A diversity of insurgent groups, grievances and agendas must be addressed, on a ground level—and with Afghans—for any sort of peace to hold, Mohib contends.

Mohib provided greater detail about these assertions in an interview on Tuesday in New York at the Council on Foreign Relations, after his address to the United Nations. He spoke of reports of Taliban communication during the last rounds of peace talks in Doha indicating that the Taliban interpreted the peace deal—which appeared close on the horizon--as a victory. Mohib said Trump was right to scuttle the deal, referring to the US president’s last-minute decision to call off a meeting with the Taliban after the insurgent group claimed responsibility for a blast that killed 12 people in Kabul, including an American soldier.

“President Trump made the right call because the Taliban are not ready to make peace with anybody, they are ready to take Afghanistan over and return their regime—they have been preparing their victory speeches.“ He cited reports of the Taliban’s internal communication during the peace talks when a deal seemed imminent: commanders were not talking to their troops about peace, they were giving instructions on how their troops should behave in the event of victory: “Not to harm civilians, and to pardon the Afghan officials.”

Although the national security advisor maintains that the US-Taliban peace deal wasn’t workable, he is not against more peace talks.

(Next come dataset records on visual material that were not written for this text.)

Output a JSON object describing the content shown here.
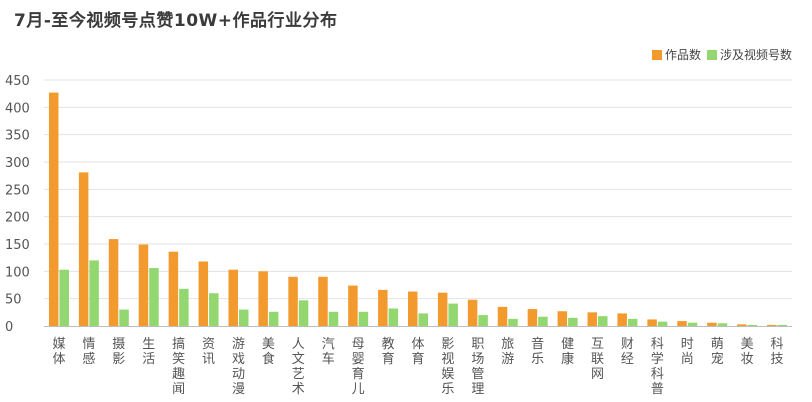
{
  "title": "7月-至今视频号点赞10W+作品行业分布",
  "colors": {
    "series1": "#f39a2e",
    "series2": "#93d770",
    "grid": "#e3e3e3",
    "axis": "#bdbdbd"
  },
  "chart_data": {
    "type": "bar",
    "title": "7月-至今视频号点赞10W+作品行业分布",
    "ylim": [
      0,
      450
    ],
    "yticks": [
      0,
      50,
      100,
      150,
      200,
      250,
      300,
      350,
      400,
      450
    ],
    "grid": true,
    "legend_position": "top-right",
    "categories": [
      "媒体",
      "情感",
      "摄影",
      "生活",
      "搞笑趣闻",
      "资讯",
      "游戏动漫",
      "美食",
      "人文艺术",
      "汽车",
      "母婴育儿",
      "教育",
      "体育",
      "影视娱乐",
      "职场管理",
      "旅游",
      "音乐",
      "健康",
      "互联网",
      "财经",
      "科学科普",
      "时尚",
      "萌宠",
      "美妆",
      "科技"
    ],
    "series": [
      {
        "name": "作品数",
        "values": [
          427,
          281,
          159,
          149,
          136,
          118,
          103,
          100,
          90,
          90,
          74,
          66,
          63,
          61,
          48,
          35,
          31,
          27,
          25,
          23,
          12,
          9,
          6,
          3,
          2
        ]
      },
      {
        "name": "涉及视频号数",
        "values": [
          103,
          120,
          30,
          106,
          68,
          60,
          30,
          26,
          47,
          26,
          26,
          32,
          23,
          41,
          20,
          13,
          17,
          15,
          18,
          13,
          8,
          6,
          5,
          2,
          2
        ]
      }
    ]
  }
}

In his Fox News interview, Mohib said: “Now we are in a very good place to begin real peace negotiations. It was not all a waste. I think there are parts we can salvage.” But consistently in recent interviews, Mohib reiterates that Afghans must be involved if the peace will work at all.

If the West is naïve about the Taliban, Mohib suggests, the gains over the last twenty years in Afghanistan will be compromised.

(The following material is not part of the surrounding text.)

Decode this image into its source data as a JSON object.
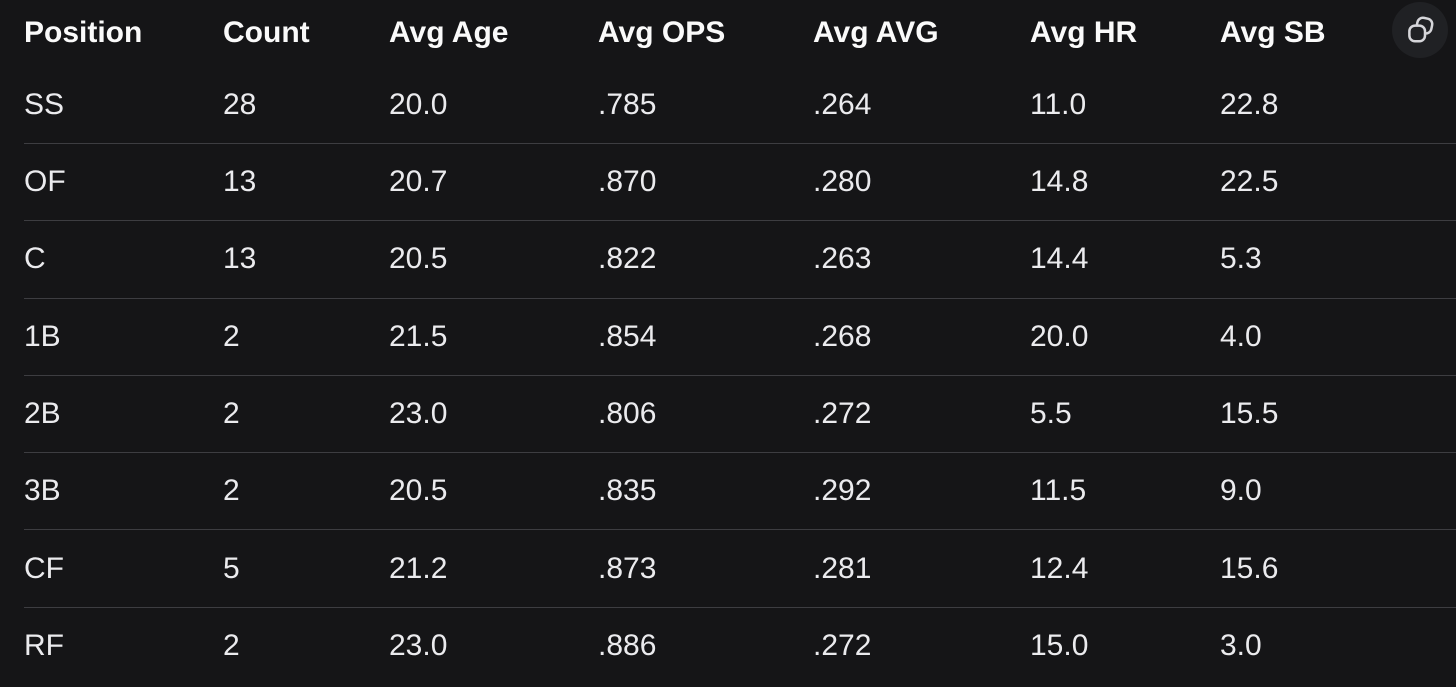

“We have re-created our country out of the rubble in the last 20 years. There was literally nothing there. The man-made infrastructure was destroyed. We had no telephones left; there was no electricity, no hospitals, no schools. It became a ghost town,” he added. “Now Kabul looks like any other capital. People are connected, culturally sophisticated, tech-savvy. That is the biggest progress in the world, and we have the U.S. to thank for that.”

He references the recent election, and the success of the Afghan forces in preventing any mass-casualty attacks on voting day, as an indicator of current Afghan capability. He also references the successful elections as an expression of the Afghan will for progress.  

“In the past, the international community were the ones behind the elections. They paid for it, they held it, they encouraged Afghans to come out and vote and held the security. Now, it is the Afghan people who wanted the elections,” he said. “It is the Afghan people who paid for the elections, secured the elections. The big shift is that Afghans believe in democracy, and it is no longer a process driven by our partners. It is an Afghan process for Afghans, by Afghans.”